El máximo respeto al presidente Uribe, por todo lo que hizo en su tiempo para salvar este país, porque fue así: lo salvó. De igual manera, el máximo reproche al expresidente Uribe por lo que no es capaz de hacer hoy por este país. Es tan evidente el daño que hace Uribe en esta sensible elección presidencial, que comienzo a preguntarme, con toda consideración, por la salud mental del expresidente.
Sabido es que, con el tiempo, las circunvoluciones cerebrales se van alisando y perdiendo su otrora capacidad, dependiendo de múltiples factores, entre ellos genéticos, alimenticios, exposiciones ambientales y otros.
Es increíble que persista Álvaro Uribe Vélez en intervenir en política al extremo de opacar, como siempre, a sus candidatos; en este caso, candidata, que queda, como en mejores tiempos lo fue Iván Duque, en el papel de títere de teatro barato. La ridiculez en las toldas del Centro Democrático raya en la anencefalia, donde el candidato parece ser el expresidente Uribe. Triste para él, triste para la candidata Paloma Valencia, triste para los seguidores, que cada vez son menos.
Pareciera que las cosas están tan reventadas en el Centro Democrático, lo que corrobora la retirada de la honorable, coherente y valiente senadora María Fernanda Cabal, así como el dolido e igualmente usado y pateado Miguel Uribe Londoño, quien, con su doble dolor a cuestas, intenta hacer de tripas corazones por dignidad. No son los únicos. La coz al brillante y leal exsenador Santiago Valencia, hijo de Fabio Valencia Cossio —lo que duele un hijo—, fue desquiciada.
La actitud de Álvaro Uribe Vélez, dentro de la fisiología, es inadmitida. No es posible colocar el prefijo normo, porque no encaja. Allí, neurofisiológicamente, hay un desbalance.
Es de tal tamaño, acompañado, por supuesto, de la negación, que pareciera haber señales de Uribe de que, al no garantizar una permeabilidad y manejo del hoy candidato Abelardo de la Espriella, prefiriera que se alce con el triunfo Iván Cepeda.
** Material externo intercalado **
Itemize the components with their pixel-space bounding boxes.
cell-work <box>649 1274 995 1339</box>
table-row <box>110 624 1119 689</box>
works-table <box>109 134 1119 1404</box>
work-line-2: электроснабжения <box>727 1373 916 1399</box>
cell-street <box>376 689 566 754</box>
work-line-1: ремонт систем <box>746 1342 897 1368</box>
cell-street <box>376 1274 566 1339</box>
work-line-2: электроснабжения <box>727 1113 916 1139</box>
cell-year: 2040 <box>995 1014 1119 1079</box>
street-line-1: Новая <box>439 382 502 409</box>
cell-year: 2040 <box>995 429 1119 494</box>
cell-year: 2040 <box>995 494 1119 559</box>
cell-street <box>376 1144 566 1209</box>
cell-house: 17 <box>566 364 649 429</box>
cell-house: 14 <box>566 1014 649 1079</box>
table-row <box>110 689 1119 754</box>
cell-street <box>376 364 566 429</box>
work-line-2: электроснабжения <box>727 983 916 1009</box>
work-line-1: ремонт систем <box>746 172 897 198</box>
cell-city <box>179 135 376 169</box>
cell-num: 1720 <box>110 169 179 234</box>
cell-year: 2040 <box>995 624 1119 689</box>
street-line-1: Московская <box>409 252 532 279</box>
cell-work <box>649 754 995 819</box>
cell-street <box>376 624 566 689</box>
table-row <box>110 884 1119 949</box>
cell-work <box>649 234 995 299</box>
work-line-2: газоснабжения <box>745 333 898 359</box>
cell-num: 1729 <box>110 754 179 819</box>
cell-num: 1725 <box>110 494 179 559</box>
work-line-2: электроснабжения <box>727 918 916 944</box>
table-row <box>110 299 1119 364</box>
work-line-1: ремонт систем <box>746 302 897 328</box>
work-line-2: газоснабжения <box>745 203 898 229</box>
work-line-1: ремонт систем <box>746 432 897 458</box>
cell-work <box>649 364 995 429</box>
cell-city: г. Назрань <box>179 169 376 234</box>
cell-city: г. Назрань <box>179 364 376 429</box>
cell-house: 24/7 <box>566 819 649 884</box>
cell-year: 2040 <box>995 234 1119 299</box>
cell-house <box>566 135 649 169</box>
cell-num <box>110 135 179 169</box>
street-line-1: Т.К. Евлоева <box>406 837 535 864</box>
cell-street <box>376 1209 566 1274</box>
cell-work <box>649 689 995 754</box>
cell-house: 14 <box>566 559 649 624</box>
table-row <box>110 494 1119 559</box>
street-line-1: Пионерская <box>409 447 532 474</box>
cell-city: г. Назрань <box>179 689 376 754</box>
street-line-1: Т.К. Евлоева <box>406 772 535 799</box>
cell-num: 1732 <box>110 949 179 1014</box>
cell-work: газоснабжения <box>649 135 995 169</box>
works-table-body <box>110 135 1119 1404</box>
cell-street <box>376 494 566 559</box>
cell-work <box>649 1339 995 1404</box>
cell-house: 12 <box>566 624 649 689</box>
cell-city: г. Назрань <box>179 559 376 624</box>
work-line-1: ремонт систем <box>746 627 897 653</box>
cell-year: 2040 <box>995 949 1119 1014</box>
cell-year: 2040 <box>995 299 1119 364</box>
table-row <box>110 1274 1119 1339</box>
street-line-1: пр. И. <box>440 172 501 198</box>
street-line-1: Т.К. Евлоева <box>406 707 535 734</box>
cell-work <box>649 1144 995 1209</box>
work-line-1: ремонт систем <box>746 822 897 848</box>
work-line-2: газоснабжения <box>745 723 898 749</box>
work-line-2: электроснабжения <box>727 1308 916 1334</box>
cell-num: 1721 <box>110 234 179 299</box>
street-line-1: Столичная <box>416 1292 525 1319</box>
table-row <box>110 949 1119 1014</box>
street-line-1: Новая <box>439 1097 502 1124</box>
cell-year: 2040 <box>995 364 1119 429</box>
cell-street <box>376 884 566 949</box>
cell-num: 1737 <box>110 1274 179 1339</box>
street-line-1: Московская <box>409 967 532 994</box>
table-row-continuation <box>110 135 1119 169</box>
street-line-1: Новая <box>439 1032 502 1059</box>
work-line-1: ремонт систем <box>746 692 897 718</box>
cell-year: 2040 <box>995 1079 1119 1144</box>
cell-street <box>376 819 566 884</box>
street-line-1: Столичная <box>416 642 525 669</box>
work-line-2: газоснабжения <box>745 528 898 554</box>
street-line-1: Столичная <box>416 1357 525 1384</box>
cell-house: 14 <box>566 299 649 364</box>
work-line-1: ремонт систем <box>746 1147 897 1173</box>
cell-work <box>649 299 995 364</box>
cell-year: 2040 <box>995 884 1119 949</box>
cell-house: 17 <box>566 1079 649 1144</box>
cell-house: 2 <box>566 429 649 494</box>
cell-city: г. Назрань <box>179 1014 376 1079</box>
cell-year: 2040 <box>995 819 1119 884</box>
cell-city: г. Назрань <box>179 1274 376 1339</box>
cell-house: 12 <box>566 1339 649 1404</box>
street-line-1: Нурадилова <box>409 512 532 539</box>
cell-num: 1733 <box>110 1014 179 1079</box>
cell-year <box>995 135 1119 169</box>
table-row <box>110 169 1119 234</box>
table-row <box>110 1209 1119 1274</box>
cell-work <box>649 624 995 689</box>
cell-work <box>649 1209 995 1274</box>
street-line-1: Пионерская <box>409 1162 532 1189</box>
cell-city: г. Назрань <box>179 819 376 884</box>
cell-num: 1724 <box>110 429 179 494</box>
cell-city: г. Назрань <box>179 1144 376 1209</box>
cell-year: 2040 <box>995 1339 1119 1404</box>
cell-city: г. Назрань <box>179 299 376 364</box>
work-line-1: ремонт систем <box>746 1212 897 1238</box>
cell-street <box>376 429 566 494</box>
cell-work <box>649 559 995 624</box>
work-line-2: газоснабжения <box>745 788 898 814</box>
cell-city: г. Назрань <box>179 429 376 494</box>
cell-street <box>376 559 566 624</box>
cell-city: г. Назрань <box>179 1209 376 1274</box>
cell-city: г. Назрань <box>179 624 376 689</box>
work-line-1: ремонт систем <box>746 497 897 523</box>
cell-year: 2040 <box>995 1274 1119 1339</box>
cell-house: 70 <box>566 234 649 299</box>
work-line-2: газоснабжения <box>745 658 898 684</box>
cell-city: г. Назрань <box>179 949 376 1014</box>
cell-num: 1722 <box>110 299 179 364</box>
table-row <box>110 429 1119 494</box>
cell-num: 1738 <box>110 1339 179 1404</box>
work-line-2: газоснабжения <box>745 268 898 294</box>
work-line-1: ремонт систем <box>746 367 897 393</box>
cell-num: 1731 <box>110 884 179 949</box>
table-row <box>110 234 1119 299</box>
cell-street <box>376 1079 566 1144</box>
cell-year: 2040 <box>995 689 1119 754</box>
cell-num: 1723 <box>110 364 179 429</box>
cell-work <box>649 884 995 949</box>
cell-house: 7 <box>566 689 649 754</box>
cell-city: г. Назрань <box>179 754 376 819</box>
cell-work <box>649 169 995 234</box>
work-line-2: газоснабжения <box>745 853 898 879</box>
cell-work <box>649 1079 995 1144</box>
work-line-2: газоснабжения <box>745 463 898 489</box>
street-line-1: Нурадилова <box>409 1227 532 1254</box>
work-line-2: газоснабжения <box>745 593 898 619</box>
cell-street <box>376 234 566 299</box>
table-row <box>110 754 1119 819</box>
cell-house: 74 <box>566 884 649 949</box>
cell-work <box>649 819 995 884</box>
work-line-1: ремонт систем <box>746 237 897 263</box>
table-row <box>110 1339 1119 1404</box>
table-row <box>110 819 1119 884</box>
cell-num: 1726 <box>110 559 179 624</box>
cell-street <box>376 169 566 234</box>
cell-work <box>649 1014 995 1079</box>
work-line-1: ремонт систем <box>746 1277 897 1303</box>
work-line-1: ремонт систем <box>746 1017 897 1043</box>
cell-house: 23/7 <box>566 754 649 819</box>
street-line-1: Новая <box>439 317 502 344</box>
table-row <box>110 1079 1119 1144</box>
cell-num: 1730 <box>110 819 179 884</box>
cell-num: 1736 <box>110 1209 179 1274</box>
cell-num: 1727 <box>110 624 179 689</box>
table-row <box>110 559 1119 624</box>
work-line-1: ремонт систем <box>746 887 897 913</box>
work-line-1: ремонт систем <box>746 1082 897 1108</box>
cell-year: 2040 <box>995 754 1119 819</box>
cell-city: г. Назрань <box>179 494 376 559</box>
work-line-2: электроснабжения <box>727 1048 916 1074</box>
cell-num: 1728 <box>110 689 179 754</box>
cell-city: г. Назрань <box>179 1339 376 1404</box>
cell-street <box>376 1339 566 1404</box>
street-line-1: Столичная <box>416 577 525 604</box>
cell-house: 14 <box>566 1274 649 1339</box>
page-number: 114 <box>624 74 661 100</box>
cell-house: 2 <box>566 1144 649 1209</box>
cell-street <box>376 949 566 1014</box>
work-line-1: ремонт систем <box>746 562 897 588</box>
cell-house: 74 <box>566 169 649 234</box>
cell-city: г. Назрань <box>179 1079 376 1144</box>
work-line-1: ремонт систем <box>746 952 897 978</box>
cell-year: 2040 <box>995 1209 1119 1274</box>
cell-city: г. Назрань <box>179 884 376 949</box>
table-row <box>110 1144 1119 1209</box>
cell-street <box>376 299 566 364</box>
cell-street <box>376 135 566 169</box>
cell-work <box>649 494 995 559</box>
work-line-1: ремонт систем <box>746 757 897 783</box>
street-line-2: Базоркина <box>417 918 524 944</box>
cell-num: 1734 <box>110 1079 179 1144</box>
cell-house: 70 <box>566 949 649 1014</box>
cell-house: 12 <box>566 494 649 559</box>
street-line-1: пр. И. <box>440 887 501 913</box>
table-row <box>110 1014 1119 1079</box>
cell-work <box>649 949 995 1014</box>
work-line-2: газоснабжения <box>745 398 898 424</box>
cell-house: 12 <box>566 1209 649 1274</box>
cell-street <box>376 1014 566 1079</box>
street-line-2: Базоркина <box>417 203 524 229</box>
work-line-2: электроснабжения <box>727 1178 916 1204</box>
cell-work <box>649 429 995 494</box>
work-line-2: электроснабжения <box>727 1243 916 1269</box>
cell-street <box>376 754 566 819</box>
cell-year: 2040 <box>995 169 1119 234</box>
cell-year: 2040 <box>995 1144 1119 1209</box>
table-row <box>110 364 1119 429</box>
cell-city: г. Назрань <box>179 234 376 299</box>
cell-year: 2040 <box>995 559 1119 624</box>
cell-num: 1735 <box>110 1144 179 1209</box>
Recordemos que más que la boca, hablan los actos.
Esto está grave. Para Trump, Colombia no es trasnocho, pero ¿Qué estará pensando al respecto? Me mantengo en que, con o sin Uribe, los candidatos de derecha hoy en el ruedo presidencial no son ganadores, porque no tienen la capacidad siquiera de interlocución con el centro. Aun así, no les da la gana de ver a un líder sin egos, como lo es Francisco Santos Calderón, ex vicepresidente de la República, quien, por su trayectoria, ha sido interlocutor del centro político del país, por supuesto con representación de la derecha y la centroderecha, no siendo un muro de prevenciones para los sectores del centro, que terminarán —los votantes— definiendo esta elección.
Uribe, enceguecido, no ve nada de eso y entrega, en su soledad, el país a una izquierda recalcitrante. El egoísmo psíquico del respetado presidente Uribe lo arrincona a la soledad, mientras los cuatro irresponsables que lo rodean, en adulación, se embriagan con la fantasía y no afrontan la realidad.
Hoy está Uribe como la vaca muerta en mitad de la vía: ni pa’ lante ni pa’ atrás. Pobre Colombia, pobre Uribe. Un hombre grande que, sin saber con qué propósito, le juega a la soledad. Si eso es lo que quiere, lo está logrando con honores, pero cargado de la vergüenza que la historia no perdona reseñar: haber entregado a Colombia a quienes la destruirán. «Tocaba la lira mientras Roma ardía en llamas».